Can anybody please explain to me the relationship between libibverbs and librxe?


I am struggling to understand the relationship between libibverbs and librxe and the low-level kernel driver for the HCA.

Specifically, I have the following doubts :

  • When a packet arrives on the HCA, the low-level kernel driver passes the packet to the userspace application. There is a memory copy involved here. In this picture, where do libibverbs and librxe sit?
  • Similarly a send command issued by the user must be able to directly talk to the hardware via the low-level driver. What is the need to have the userspace libraries in this case?

Solution

  • The InfiniBand verbs implementation consists of roughly four components:

    • a vendor-specific kernel module (e.g. ib_mthca for Mellanox devices)
    • a kernel module that allows verbs access from userspace (ib_uverbs)
    • an user-space vendor driver library (e.g. libmthca)
    • a glue component between the previous two (libibverbs)

    InfiniBand supports in general two semantics - packet-based operation and remote DMA. No matter the mode of operation, both implement zero-copy by directly reading from and writing to the application buffer(s).
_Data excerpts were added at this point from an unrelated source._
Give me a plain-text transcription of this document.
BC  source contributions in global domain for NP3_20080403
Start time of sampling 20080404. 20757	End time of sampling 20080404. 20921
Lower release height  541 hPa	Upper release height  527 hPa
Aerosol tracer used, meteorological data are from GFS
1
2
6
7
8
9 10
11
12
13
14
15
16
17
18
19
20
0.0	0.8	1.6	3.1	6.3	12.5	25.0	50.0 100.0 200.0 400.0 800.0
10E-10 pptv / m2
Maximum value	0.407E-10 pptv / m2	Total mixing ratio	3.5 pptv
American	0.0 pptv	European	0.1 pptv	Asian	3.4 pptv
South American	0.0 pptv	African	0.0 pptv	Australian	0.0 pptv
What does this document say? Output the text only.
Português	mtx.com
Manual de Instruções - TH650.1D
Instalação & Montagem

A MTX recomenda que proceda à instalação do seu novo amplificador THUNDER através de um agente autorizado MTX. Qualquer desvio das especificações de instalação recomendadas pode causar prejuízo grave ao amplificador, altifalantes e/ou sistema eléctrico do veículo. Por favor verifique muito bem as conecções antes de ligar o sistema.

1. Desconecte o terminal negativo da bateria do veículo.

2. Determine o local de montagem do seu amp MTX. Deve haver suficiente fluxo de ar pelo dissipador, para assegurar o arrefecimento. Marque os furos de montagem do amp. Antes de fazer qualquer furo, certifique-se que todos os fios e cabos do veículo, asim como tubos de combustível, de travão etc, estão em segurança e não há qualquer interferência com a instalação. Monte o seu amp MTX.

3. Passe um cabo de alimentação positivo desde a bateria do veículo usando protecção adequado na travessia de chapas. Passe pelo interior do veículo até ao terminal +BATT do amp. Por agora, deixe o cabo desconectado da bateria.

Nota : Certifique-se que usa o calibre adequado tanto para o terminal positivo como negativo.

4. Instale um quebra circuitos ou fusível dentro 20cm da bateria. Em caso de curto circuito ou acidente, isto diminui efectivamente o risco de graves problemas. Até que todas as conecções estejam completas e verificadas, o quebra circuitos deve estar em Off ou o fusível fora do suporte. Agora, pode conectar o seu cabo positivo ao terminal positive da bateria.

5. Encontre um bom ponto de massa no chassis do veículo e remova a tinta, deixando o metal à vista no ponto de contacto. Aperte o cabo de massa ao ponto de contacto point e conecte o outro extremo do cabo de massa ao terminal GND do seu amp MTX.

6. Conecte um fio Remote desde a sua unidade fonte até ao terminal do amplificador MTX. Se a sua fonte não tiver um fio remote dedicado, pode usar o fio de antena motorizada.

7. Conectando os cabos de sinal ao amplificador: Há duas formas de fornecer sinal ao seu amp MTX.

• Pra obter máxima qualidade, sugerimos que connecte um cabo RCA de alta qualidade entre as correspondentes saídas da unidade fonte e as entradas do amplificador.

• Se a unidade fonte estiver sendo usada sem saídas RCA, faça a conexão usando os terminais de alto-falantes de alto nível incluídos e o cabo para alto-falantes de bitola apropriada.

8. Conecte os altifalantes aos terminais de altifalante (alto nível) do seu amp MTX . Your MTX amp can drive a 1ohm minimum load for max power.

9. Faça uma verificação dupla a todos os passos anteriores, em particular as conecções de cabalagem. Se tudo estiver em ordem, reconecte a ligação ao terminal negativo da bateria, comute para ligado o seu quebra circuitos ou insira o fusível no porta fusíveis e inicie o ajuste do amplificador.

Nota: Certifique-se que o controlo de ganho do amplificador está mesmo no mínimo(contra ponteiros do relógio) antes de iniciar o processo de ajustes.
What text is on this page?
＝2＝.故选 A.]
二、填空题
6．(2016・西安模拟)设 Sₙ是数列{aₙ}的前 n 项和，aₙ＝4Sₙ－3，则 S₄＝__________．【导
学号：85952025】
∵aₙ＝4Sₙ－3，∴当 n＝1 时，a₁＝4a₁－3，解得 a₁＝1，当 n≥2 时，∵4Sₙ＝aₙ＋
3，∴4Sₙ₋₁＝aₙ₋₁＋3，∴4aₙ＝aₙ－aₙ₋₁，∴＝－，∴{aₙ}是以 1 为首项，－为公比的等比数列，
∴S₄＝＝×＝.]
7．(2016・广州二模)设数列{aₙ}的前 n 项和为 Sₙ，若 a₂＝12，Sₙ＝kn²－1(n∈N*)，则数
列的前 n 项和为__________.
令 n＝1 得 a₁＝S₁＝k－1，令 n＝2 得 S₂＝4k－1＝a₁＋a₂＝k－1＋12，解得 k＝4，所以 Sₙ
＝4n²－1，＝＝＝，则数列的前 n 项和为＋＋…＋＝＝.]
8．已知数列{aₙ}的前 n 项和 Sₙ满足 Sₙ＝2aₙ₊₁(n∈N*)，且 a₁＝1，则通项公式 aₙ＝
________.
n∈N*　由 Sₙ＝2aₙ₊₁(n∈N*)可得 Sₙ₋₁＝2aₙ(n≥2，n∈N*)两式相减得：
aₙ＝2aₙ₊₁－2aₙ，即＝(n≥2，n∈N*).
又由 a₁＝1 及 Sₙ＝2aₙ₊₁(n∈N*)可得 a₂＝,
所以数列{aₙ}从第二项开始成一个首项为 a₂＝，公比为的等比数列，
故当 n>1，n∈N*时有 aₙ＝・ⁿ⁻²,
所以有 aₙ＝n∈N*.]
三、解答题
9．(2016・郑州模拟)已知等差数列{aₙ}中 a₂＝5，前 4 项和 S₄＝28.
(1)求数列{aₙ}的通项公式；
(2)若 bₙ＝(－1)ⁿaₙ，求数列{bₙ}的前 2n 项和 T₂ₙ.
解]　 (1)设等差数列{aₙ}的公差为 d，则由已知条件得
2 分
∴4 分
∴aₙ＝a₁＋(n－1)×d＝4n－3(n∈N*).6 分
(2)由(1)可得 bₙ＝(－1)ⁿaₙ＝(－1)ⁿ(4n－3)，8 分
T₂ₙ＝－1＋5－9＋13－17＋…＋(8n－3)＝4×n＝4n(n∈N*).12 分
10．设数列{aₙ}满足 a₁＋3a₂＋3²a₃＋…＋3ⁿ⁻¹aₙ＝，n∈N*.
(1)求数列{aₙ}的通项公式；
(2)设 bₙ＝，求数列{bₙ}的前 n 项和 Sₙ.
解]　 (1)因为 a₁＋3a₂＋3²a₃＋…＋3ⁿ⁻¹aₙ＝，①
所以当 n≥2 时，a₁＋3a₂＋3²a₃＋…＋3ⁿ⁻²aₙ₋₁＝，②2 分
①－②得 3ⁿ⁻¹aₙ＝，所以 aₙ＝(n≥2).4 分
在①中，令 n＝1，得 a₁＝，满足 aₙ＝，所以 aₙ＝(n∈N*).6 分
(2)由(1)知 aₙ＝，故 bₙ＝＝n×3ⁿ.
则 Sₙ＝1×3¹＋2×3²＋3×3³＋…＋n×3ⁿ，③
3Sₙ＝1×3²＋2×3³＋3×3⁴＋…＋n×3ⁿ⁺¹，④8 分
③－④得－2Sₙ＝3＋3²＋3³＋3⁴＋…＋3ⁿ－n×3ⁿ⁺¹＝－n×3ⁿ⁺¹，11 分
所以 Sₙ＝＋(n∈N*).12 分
This is done (as already explained by haggai_e) by fixing the buffer in physical memory (also called registering), thus preventing the virtual memory manager from swapping it off to the disk or moving it around in the physical RAM. A very nice feature of InfiniBand is that each HCA has its own virtual-to-physical address translation engine which allows one to pass userspace pointers directly to the hardware.

    The reason to have a user-level driver is that verbs exposes directly the HCA's hardware registers to the userspace and each HCA has a different set of registers, therefore the need for an intermediate userspace layer. Of course, it could be implemented entirely in the kernel and then a single vendor-independent userspace library could be used, but InfiniBand tries very hard to provide as low latency as possible and having to go through the kernel every time will be very expensive. The fact that RDMA devices can translate virtual addresses on their own means that the userspace library does not have to go through the kernel in order to obtain the physical address of the buffer when creating entries in the work queues (part of the mechanism used by verbs to send and receive data).

    Note that there are basically two vendor libraries - one in the kernel and one in userspace. The former provides verbs functionality to other kernel modules like file systems (e.g. Lustre) or network protocol drivers (e.g. IP-over-InfiniBand), while the latter provides that functionality in userspace. Some operations cannot be done entirely in userspace, e.g. registering memory or opening/closing device contexts, and those are transparently passed to the kernel module by libibverbs.

    Although technically RDMA over Converged Ethernet (RoCE, implemented in userspace as librxe) is not InfiniBand on the hardware level, the OpenFabrics stack is designed in such a way as to support RDMA-capable hardware other than InfiniBand HCAs, including RoCE and iWARP adapters.

    See this summary from Intel on the topic of accessing InfiniBand on Linux for more details.